‘I just wanted to scare them,' Stanley’s son testifies hearing father say
Published Wednesday, January 31, 2018 5:00AM CST
Last Updated Wednesday, January 31, 2018 7:18PM CST
Gerald Stanley looked like he was going to be sick as he stood, holding a handgun, beside the SUV in which Colten Boushie was killed, his son told court Wednesday.
“I don’t know what happened. It just went off. I just wanted to scare them,” Stanley said, according to his son, Sheldon, who took the stand at Court of Queen’s Bench in Battleford on day two of testimony in his father’s second-degree murder trial.
Sheldon, 28, told court he was helping his father, a Biggar-area farmer and mechanic, build a fence late in the afternoon Aug. 9, 2016, when he saw an SUV drive onto his parents’ property.
He said he saw someone exit the SUV before entering a parked vehicle in the yard. The parked vehicle belonged to one of Gerald Stanley’s clients, so Sheldon thought the person may have been the owner.
It wasn’t until he heard one of the SUV’s occupants start an ATV in the yard that he came to the conclusion someone was trying to steal their property, Sheldon told court.
“I realized it wasn’t somebody looking for parts. It was somebody trying to steal something,” he said.
Sheldon and his father ran toward the SUV, he said. Sheldon, who was carrying a tool belt, used a hammer to smash the vehicle’s windshield when it was trying to drive away. Gerald kicked the taillight, according to his son.
Sheldon then ran into his family’s home to grab his truck keys. He heard one gunshot just before entering the home, one inside the house and a third after exiting the home.
He said he saw the SUV’s driver-side door open and his father walking beside the vehicle before hearing the third shot.
He and his father looked at each other after the third shot. His dad was standing close to the SUV, holding a handgun and a clip.
Court heard Tuesday Boushie was shot once. The fatal shot entered behind his left ear and exited through the side of his neck.
Sheldon said his mother, Lisa, ran over to the SUV after the shooting and told him to call 911 — which he did. Two women, who were huddled in the back of the SUV, then exited the vehicle and pulled Boushie’s body out. The women also began screaming and assaulting Sheldon’s mother, he testified.
A rifle, missing a stock, fell out of the vehicle when the women pulled Boushie’s body from the SUV, Sheldon said. The women picked up the rifle at one point and began re-enacting what happened. Gerald was in the family’s shop at this point, according to Sheldon, but eventually went back into the home before police arrived. The family sat in silence, after Sheldon’s mother made a pot of coffee, as they waited for RCMP.
Two men who Sheldon said he believes were in the SUV had ran away.
Gerald Stanley, who is 56, has pleaded not guilty to second-degree murder.
Court heard from Crown prosecutor Bill Burge, during the trial’s first day of evidence Tuesday, three spent gun casings found at the scene — two located outside the SUV and one found inside the vehicle, on the dash — matched a Russian-made Tokarev handgun located inside the Stanley home. Boushie’s DNA was on the gun and gun residue was found on Gerald Stanley’s hands.

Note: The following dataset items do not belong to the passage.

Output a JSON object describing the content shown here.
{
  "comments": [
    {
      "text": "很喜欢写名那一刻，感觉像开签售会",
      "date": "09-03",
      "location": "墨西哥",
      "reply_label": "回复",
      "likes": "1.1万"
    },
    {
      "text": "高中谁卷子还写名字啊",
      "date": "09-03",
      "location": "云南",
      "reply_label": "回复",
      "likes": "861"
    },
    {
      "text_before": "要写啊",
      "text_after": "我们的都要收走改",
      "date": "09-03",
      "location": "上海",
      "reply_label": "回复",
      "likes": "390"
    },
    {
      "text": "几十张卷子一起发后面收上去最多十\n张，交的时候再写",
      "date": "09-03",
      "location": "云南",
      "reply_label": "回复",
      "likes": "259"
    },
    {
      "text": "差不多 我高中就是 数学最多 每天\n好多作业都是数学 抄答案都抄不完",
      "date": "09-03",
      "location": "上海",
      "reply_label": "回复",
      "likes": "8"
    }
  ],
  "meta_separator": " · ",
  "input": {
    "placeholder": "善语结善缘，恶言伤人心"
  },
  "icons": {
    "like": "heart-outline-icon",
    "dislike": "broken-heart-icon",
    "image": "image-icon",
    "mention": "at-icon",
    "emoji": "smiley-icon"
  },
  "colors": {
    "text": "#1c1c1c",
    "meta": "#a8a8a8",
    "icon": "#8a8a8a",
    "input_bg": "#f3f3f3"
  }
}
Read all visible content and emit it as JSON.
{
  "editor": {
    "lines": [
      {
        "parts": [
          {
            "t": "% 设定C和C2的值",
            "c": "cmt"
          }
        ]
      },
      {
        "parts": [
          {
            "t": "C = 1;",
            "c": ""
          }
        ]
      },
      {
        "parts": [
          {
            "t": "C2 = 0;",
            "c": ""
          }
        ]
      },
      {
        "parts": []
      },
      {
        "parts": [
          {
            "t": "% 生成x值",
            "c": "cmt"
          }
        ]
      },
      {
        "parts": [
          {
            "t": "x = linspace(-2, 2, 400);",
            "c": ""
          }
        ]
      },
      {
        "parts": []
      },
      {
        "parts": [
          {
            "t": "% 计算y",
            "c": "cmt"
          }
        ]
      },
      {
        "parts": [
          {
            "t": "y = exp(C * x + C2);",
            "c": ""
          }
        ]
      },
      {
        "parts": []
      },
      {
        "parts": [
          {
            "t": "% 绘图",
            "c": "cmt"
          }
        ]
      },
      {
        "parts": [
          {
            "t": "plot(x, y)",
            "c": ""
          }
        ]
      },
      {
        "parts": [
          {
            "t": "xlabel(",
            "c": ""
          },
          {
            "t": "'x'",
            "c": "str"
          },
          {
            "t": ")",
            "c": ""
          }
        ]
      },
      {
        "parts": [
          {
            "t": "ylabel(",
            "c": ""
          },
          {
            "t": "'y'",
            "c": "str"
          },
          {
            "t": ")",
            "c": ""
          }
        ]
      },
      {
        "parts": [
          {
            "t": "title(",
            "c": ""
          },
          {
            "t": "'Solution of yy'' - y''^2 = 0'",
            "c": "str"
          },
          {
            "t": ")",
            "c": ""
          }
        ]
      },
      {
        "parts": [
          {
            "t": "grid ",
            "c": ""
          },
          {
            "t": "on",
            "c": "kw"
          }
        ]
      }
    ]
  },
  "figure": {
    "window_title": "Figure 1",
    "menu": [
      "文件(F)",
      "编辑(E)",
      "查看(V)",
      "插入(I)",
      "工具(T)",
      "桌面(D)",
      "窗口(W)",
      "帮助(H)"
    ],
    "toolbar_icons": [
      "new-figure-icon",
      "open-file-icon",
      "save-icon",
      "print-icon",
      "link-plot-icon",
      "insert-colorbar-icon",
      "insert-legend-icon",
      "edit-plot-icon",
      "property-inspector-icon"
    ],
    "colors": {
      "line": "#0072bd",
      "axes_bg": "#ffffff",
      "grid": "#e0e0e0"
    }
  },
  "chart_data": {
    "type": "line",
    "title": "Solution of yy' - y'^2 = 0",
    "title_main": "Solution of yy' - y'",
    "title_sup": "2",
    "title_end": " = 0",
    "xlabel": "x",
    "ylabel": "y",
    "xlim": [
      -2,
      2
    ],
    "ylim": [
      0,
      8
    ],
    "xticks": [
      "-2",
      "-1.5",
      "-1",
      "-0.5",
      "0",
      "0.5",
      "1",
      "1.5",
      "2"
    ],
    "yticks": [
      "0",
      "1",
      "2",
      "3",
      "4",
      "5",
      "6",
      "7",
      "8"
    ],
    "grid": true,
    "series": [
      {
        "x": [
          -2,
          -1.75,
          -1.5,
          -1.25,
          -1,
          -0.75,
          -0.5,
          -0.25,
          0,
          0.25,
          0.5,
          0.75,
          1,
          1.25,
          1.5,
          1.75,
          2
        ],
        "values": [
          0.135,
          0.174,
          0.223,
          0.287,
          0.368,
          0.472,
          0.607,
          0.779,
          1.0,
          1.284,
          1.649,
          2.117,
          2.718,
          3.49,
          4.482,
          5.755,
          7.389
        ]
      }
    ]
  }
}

Eleven guns were found inside the home — two of which were pellet guns — and a number of corroded shell casings were found on the property.
Seventeen live rounds and 11 spent gun casings were found inside the SUV, RCMP Cpl. Terry Heroux testified.
Boushie’s blood was on the rifle found on the ground near his body, according to Sgt. Jennifer Barnes, a blood-stain-pattern analyst.
Const. Andrew Park, who took the stand Wednesday prior to Sheldon, said he believes a stock found at a farm about 15 to 20 kilometres northeast of the Stanley property matches the one missing from the rifle. He told court, while on scene at the Stanley farm the day of the shooting, he received a call to the other property. Someone had reportedly attempted to break into a truck, Park testified.
Three weeks are set aside for the trial.